La insuficiencia fiscal forma parte del escenario económico que planteamos anteayer y frente a la cual el único plan de contingencia posible es este:
  1. Fin del cupo fiscal vasco y navarro, auténtico robo al conjunto del país.
  2. Aumento de los tipos impositivos sobre actividades o bienes más fiscalmente controlables (mi apuesta: Se va a gravar mucho la compra-venta de inmuebles, razón por la cual no se va a fomentar el alquiler tanto como esperábamos).
  3. Recuperación para el Estado central de las competencias en materia sanitaria (esta la doy por seguro) y posiblementelas de Educación y Justicia: Estamos hablando de actividades que necesariamente necesitan estar concentradas para ser sostenibles.
  4. Reducción al mínimo del gasto de las Comunidades Autónomas.
Yo no descarto aquí ni siquiera una reforma constitucional para recortar la autonomía. Soy de los que llevan años exigiéndola. Pero al final se va a producir, no por poner en riesgo la unidad nacional, no por generar absurdas desigualdades entre los españoles, sino por no ser sostenibles económicamente. Pensemos simplemente en el punto de vista empresarial: Cumplir con 17 legislaciones autonómicas diferentes en materia de sanidady consumo es verdaderamente esquizofrénico para cualquier empresa de tamaño medio.

En la España actual, recentralizar competencias significa liberar a los ciudadanos de las 17 dictaduras de proximidad que nos hemos dado imbécilmente en estos últimos años sin pararnos a pensar ni en lo más mínimo como funcionan y qué competencias tienen las regiones autónomas de cualquier otro país del mundo. ¿Resultado final? Somos el antiejemplo de la descentralización.

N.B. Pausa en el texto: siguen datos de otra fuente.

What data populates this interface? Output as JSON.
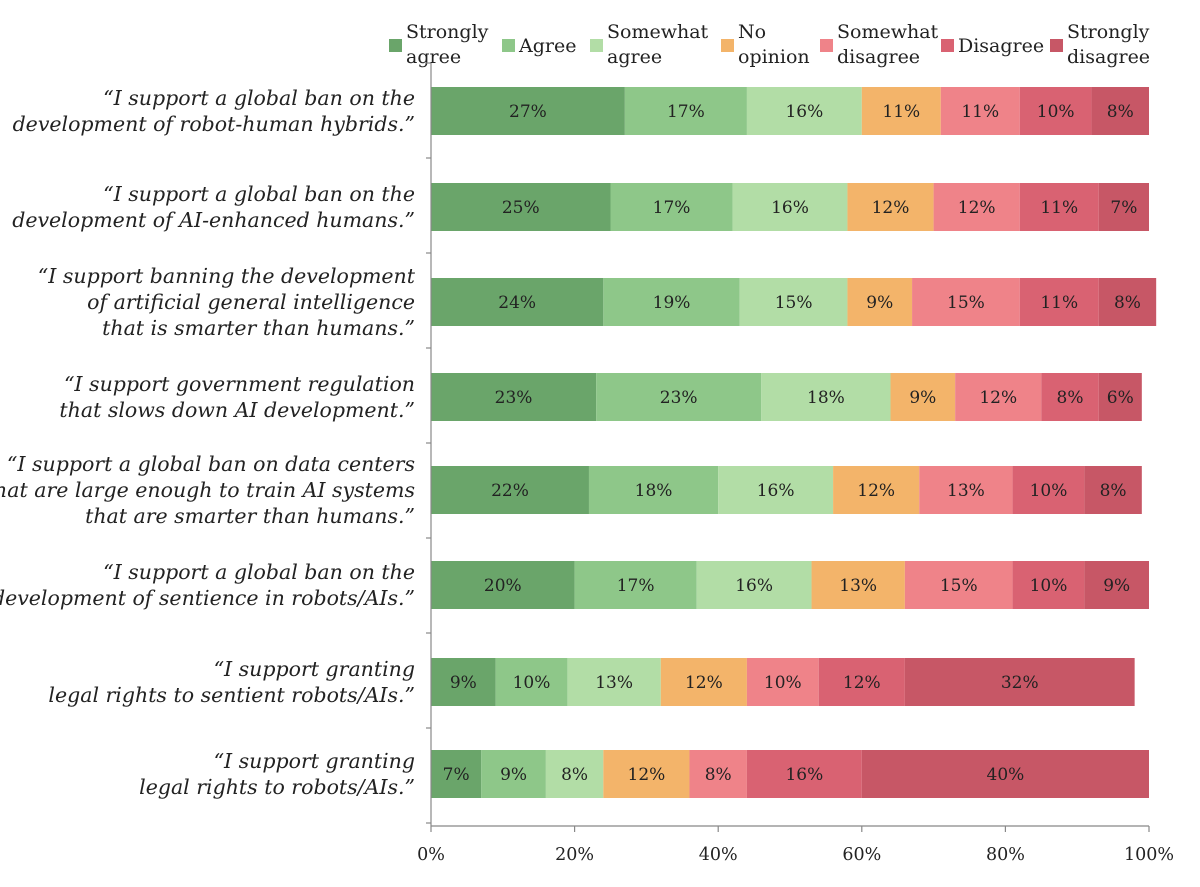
{
  "chart_data": {
    "type": "bar",
    "orientation": "horizontal",
    "stacked": true,
    "normalized": true,
    "title": "",
    "xlabel": "",
    "ylabel": "",
    "xlim": [
      0,
      100
    ],
    "x_ticks": [
      "0%",
      "20%",
      "40%",
      "60%",
      "80%",
      "100%"
    ],
    "legend_position": "top-right",
    "series": [
      {
        "name": "Strongly\nagree",
        "color": "#6aa56a"
      },
      {
        "name": "Agree",
        "color": "#8ec789"
      },
      {
        "name": "Somewhat\nagree",
        "color": "#b2dda6"
      },
      {
        "name": "No\nopinion",
        "color": "#f3b46a"
      },
      {
        "name": "Somewhat\ndisagree",
        "color": "#ef8389"
      },
      {
        "name": "Disagree",
        "color": "#d96272"
      },
      {
        "name": "Strongly\ndisagree",
        "color": "#c75766"
      }
    ],
    "categories": [
      "“I support a global ban on the\ndevelopment of robot-human hybrids.”",
      "“I support a global ban on the\ndevelopment of AI-enhanced humans.”",
      "“I support banning the development\nof artificial general intelligence\nthat is smarter than humans.”",
      "“I support government regulation\nthat slows down AI development.”",
      "“I support a global ban on data centers\nthat are large enough to train AI systems\nthat are smarter than humans.”",
      "“I support a global ban on the\ndevelopment of sentience in robots/AIs.”",
      "“I support granting\nlegal rights to sentient robots/AIs.”",
      "“I support granting\nlegal rights to robots/AIs.”"
    ],
    "values": [
      [
        27,
        17,
        16,
        11,
        11,
        10,
        8
      ],
      [
        25,
        17,
        16,
        12,
        12,
        11,
        7
      ],
      [
        24,
        19,
        15,
        9,
        15,
        11,
        8
      ],
      [
        23,
        23,
        18,
        9,
        12,
        8,
        6
      ],
      [
        22,
        18,
        16,
        12,
        13,
        10,
        8
      ],
      [
        20,
        17,
        16,
        13,
        15,
        10,
        9
      ],
      [
        9,
        10,
        13,
        12,
        10,
        12,
        32
      ],
      [
        7,
        9,
        8,
        12,
        8,
        16,
        40
      ]
    ],
    "label_suffix": "%"
  }
}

En este escenario, cobra muchísimo interés la próxima Sentencia del Tribunal Constitucional sobre el Nou Estatut de Cataluña por la influencia que va a tener sobre la posición del PSC. Atentos también al posible cambio de mayorías en el País Vasco y a lo que suceda en Navarra, en la que la torpeza y sobreactuación de Rajoy han condenado al PP a su desaparición, que se trata de evitar travistiéndose de lo que sea.

 Y desde luego muy atentos todos a las baronías regionales de los grandes partidos. Ojo al PP de Madrid y al de Valencia. Ojo al Partido Socialista de Castilla-La Mancha, Extremadura y Andalucía.  Porque es a muchos de ellos a quienes se va a tener que bajar del coche oficial para embridar ese sector público regional hipertrofiado que nos está matando.

 La tormenta política para realizar esta reforma va a ser de aípa. Es el rostro del Cuarto Jinete.